Tout cela n’est pas très nouveau et trouve sa source dans ce que l’on appelle l’éducation nouvelle, un mouvement internationaliste pour refonder l’éducation sur des bases nouvelles, adossées aux recherches sur les apprentissages et la pyschologie de l’enfant. Dès le début, dans cette nébuleuse de l’éducation nouvelle, la question du rapport à l’école publique et à la politique fait débat. Sont en jeu l’égalité de tous les enfants, y compris les enfants d’ouvriers et de paysans pauvres, face aux savoirs, et les finalités de transformation sociale de l’école. Un débat encore d’actualité face à la machine à reproduction sociale que reste l’école en France.
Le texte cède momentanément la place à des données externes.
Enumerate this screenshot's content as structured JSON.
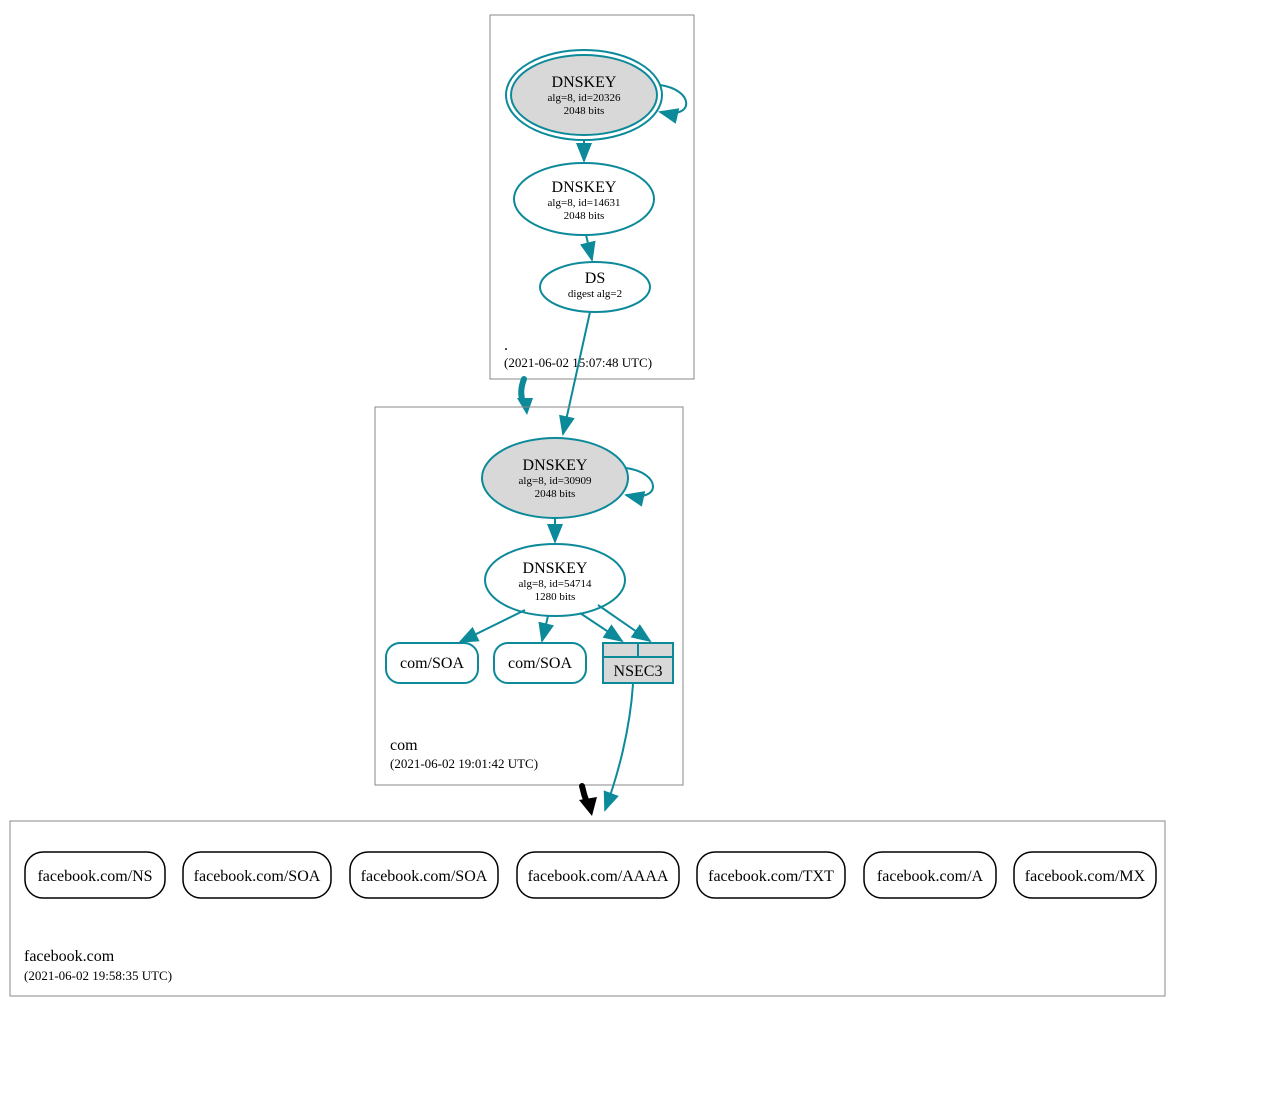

Car il faut bien le dire, ni l’IEF ni le hors-contrat ne sont accessibles à toutes les catégories sociales. La condition première d’une école commune est la gratuité, ce qu’avait fort bien compris Lepeletier de Saint-Fargeau qui, dans son «plan d’éducation publique et nationale» en 1793, plaidait pour une école financée par l’impôt pour garantir la gratuité aux enfants les plus pauvres et pour l’obligation scolaire, «pour l’intérêt public», disait-il. On admettra que l’intérêt public n’est pas la priorité première des défenseurs de l’IEF, encore moins sans doute des écoles hors contrat dont certaines, et pas les plus chères, coûtent la moitié d’un smic. Pire encore, on observe depuis quelques années une lame de fond de récupération néolibérale des écoles alternatives, vantant l’autogestion des enfants, leur liberté absolue ou l’individualisation extrême des apprentissages ; de bien beaux projets pour bâtir des enfants petits entrepreneurs d’eux-mêmes, n’ayant jamais été sensibilisés aux enjeux du collectif et du partage désintéressé. Dans la Silicon Valley par exemple, on adore Montessori et, surtout, les écoles Sudbury, modèles de Ramïn Farhangi. On le sait, le néolibéralisme se renforce à mesure qu’il détruit tout ce qui l’entrave, à commencer par les dépenses publiques. Il n’y a donc rien d’étonnant à ce que fleurissent des écoles alternatives sur les cendres d’une école publique moribonde, peinant à résister face au rouleau compresseur du gouvernement. Il est plus triste de voir une partie de la gauche huiler le moteur, même s’il est tout à fait compréhensible et salutaire d’avoir la possibilité de soustraire un enfant qui souffre des griffes actuelles de l’école, personne n’en doute.
En revanche, peut-être pourrait-on éviter de perdre la boussole de cette école commune et émancipatrice qui resterait un espace de socialisation tout autant que d’apprentissage de savoirs raisonnés, conçus comme accessibles pour tous les enfants, et même plus soucieux encore de ceux qui n’ont pas le privilège de pouvoir rester chez eux.
L’annonce d’Emmanuel Macron doit être combattue non parce qu’elle serait une entrave à la liberté d’instruction, mais parce que, ne s’accompagnant d’aucun redéploiement des deniers publics sur l’école, elle n’aura comme seul effet que de renforcer la privatisation scolaire déjà bien entamée.